As the heart notes emerge, Le Feu becomes sweeter. I definitely smell the milkiness coming to join the rosewood. At this stage, it reminds me of Carner Barcelona‘s Palo Santo. whose middle notes are warm milk and guiac wood. Le Feu’s heart notes are listed as: jasmine, rose, milk and caramel but the pyramid also shows pepper and golden lily. As it gets sweeter, I do smell something like caramel, but I wonder if that is due to perfumer’s sleight of hand. Here is a comment written by London’s Bloom Perfumery about Palo Santo: “Some people smell caramel, but it’s a trick played by the combination of gaiac, tonka, davana and milk accord.” On my skin, the sweetness is mostly gone within the first hour of wearing.

As to the flowers, here is where I experienced the famously shape-shifting nature of Le Feu that has intrigued so many. The first time I wore it, I definitely smelled the emergence of a smooth, classical blend of rose, lily, and jasmine. Today, as I sit with Le Feu on my hand so I can write down my impressions — no flowers. And I sprayed from the same sample!

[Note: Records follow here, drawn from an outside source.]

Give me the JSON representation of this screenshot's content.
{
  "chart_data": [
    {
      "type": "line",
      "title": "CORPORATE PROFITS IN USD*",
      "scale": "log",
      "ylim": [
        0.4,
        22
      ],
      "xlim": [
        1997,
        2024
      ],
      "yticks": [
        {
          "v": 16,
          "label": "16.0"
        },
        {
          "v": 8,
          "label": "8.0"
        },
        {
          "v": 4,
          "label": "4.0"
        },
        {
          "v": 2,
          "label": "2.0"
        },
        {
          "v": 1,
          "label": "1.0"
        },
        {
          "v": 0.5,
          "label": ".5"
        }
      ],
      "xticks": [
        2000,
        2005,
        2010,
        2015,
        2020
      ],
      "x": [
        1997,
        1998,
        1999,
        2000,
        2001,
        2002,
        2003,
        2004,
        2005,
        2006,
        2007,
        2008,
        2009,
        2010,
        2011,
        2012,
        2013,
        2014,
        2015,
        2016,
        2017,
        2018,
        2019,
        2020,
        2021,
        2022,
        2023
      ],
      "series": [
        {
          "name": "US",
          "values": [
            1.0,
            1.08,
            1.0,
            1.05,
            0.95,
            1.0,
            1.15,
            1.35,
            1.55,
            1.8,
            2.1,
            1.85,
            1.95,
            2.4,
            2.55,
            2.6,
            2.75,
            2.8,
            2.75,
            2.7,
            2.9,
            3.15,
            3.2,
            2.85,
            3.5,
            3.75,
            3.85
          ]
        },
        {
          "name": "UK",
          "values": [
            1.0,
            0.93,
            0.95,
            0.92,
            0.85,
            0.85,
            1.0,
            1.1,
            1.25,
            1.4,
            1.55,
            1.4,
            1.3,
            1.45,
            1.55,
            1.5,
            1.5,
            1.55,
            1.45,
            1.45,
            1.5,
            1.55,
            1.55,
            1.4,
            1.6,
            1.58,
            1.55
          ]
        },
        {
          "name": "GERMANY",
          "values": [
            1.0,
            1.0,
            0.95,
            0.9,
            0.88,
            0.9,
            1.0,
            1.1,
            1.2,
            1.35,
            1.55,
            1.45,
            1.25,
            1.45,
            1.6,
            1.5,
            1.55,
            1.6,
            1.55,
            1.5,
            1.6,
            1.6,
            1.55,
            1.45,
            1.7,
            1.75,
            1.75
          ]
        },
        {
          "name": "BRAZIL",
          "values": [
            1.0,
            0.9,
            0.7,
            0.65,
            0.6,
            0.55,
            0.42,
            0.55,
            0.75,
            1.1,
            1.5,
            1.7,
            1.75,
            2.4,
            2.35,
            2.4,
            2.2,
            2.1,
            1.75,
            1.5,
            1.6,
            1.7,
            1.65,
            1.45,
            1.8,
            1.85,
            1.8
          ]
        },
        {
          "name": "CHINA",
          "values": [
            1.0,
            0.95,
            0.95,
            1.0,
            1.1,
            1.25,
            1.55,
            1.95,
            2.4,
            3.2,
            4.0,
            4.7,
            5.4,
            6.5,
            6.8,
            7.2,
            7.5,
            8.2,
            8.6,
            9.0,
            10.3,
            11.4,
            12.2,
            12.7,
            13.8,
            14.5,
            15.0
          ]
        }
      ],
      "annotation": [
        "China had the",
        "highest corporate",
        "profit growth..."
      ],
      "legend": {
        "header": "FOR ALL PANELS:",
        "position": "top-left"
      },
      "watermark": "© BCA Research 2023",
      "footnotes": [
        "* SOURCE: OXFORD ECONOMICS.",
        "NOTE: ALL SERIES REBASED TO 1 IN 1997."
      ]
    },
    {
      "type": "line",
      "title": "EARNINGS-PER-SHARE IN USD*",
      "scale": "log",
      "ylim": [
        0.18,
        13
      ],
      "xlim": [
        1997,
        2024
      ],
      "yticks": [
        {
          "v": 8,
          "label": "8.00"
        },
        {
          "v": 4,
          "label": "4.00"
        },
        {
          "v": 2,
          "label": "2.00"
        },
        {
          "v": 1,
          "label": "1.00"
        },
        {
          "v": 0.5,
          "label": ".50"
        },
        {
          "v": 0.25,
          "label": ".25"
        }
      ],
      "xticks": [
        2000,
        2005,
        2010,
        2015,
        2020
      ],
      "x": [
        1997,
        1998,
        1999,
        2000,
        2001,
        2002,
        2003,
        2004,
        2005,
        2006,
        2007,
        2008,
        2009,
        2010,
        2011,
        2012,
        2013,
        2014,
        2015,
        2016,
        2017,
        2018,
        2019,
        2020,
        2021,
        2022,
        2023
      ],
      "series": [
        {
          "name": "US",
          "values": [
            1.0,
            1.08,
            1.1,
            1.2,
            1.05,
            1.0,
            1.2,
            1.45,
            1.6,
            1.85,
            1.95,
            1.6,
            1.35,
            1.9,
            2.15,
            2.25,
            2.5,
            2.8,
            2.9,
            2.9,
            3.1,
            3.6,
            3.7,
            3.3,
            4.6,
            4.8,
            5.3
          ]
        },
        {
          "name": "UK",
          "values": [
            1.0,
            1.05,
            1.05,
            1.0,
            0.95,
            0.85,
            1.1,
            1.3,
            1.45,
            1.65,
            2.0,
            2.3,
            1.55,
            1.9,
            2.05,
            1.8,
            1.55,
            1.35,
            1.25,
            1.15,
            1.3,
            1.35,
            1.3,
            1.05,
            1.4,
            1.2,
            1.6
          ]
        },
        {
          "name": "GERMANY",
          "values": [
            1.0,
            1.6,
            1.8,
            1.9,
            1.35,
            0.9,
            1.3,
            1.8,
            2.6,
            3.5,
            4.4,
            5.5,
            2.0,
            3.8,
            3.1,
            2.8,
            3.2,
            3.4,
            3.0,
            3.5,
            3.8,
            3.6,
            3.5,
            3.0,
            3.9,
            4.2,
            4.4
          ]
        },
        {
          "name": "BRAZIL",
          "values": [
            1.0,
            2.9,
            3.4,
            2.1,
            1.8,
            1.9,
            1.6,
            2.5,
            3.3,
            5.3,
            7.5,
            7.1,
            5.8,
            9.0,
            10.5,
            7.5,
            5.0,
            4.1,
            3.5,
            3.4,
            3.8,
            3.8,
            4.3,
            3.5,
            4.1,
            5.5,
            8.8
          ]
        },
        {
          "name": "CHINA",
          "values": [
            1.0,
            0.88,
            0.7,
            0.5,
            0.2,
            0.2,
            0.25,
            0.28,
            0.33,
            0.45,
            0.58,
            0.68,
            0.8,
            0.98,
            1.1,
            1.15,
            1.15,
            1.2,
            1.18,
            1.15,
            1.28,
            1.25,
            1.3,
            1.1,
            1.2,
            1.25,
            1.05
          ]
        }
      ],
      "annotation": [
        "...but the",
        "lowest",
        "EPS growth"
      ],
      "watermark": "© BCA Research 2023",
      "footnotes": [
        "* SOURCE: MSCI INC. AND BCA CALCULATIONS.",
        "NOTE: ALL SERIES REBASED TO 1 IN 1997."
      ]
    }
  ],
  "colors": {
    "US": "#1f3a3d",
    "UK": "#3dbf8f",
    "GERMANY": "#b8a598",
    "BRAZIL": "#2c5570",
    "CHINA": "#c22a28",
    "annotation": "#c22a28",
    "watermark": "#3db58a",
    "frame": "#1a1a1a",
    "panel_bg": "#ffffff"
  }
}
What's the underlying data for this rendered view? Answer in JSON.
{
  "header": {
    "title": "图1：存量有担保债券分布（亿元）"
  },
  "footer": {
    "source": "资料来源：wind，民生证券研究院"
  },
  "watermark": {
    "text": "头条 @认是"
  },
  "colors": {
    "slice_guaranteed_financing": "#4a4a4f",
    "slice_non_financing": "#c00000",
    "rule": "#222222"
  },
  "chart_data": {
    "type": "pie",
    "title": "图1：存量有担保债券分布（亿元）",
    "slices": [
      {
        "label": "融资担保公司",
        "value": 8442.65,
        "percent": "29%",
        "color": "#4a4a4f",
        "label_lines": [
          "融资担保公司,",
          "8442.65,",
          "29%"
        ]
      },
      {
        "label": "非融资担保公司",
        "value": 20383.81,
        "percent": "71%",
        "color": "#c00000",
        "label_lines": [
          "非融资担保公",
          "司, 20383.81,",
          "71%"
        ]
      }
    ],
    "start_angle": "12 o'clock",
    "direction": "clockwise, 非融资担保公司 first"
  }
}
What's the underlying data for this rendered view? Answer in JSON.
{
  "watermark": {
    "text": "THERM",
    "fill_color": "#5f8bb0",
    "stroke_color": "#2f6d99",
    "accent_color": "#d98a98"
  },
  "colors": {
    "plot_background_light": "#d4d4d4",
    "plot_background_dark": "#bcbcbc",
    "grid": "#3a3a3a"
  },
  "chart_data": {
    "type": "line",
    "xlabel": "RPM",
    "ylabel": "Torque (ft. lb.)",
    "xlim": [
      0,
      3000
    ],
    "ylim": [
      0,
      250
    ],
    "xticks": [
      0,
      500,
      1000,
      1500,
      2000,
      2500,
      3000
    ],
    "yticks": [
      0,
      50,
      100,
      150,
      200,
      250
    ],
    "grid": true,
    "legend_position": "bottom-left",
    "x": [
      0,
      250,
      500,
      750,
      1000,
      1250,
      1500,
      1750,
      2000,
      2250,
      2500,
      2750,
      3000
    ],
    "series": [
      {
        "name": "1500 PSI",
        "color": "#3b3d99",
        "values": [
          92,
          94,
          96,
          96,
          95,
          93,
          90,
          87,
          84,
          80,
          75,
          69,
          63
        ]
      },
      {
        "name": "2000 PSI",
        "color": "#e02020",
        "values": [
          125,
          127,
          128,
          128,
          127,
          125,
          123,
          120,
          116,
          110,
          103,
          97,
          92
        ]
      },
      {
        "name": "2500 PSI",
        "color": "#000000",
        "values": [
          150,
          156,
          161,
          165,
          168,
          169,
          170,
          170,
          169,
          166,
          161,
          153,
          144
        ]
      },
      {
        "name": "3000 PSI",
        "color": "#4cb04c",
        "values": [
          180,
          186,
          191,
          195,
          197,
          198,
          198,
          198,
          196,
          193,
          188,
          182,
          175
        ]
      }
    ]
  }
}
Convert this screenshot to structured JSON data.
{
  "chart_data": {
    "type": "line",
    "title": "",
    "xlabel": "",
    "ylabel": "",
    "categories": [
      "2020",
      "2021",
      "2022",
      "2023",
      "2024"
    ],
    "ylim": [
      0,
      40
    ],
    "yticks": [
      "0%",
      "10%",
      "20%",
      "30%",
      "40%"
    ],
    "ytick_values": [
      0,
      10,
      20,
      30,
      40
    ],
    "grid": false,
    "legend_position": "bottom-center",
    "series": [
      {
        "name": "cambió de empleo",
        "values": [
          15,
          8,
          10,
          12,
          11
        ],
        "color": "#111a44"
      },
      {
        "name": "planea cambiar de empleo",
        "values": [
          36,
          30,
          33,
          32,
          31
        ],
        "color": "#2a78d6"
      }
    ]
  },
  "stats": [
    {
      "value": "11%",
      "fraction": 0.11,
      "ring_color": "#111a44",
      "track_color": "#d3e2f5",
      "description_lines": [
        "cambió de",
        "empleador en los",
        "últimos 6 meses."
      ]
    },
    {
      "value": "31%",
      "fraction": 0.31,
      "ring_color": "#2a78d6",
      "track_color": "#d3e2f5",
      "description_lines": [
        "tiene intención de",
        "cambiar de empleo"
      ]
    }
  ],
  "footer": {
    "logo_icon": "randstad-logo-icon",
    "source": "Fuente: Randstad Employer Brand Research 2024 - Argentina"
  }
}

The base notes of Le Feu are: cedar, sandalwood, Guaiac wood, vanilla and musk. At this stage, it is a very appealing, warm, woody scent with a lingering trace of something sweet. Yesterday when I tried it for the first time, that stage lasted on my skin for several hours.

Bottom line: I like Le Feu very much, but I don’t feel desperately compelled to seek out a bottle of it. However, I’m glad to realize that, while not a dupe, Carner Barcelona’s Palo Santo shares some of Le Feu’s appeal. It’s not cheap, but it is still available!